Mexican legal expert urges government action to protect registrars' consciences

.- A leading expert in Mexican law has called on legislators in Mexico City to guarantee the right to conscientious objection for civil registrars who oppose the new law on homosexual unions.  Alberto Patino Reyes said the promoters of the law were seeking to gain support from a particular voting bloc that is active in politics, the media and academia.

“It is necessary to protect officials of the Civil Registrar when the State becomes more and more interventionist, legislating on questions of profound ethical import, in this case attempting to make homosexual unions equivalent to marriage between a man and a woman,” Patino said.
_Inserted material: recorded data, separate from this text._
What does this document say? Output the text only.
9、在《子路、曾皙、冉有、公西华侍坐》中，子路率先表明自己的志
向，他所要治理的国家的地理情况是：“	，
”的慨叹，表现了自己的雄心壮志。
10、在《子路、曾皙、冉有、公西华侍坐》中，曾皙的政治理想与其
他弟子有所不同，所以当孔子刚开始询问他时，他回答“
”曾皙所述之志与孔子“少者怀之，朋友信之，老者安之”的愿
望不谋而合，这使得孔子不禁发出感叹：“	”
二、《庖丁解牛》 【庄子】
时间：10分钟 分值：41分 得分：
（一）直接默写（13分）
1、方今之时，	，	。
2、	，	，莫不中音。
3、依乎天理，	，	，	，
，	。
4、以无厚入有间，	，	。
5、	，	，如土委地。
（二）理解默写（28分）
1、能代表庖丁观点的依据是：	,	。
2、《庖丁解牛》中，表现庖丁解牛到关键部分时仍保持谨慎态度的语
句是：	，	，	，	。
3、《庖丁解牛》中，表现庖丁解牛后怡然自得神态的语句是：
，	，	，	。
He noted that the Mexican legal system lacks “express recognition of the right to conscientious objection,” but that the Mexican State is obliged to respect it because of the international accords it has ratified. These agreements include the Inter-American Convention on Human Rights and the San Jose Pact, “which recognize the right of the person to freedom of conscience and religion” and are “hierarchically above federal laws.”

Patino stressed that when there is a conflict between conscience and the civil law, Civil Registrar officials experience a serious moral burden, and for this reason, “the State must guarantee what matters, which is the conscience of each official … since conscientious objection is an individual and not a collective right.”

“Conscientious objection, although it has roots in institutionalized religious beliefs, is essentially an individual phenomenon,” Patino said.  “It is the conscience of each person that, on the basis of one’s autonomy as an individual, generates a conflict with a concrete legal obligation,” he explained.

For this reason, Patino asked, “Just as they legislated on a matter that touches the moral fibers of the person, will they promote a law to guarantee conscientious objection for officials who for reasons of conscience refuse to obey this new norm?”

“The last word belongs to lawmakers, not only in Mexico City, the problem also includes federal lawmakers,” he said.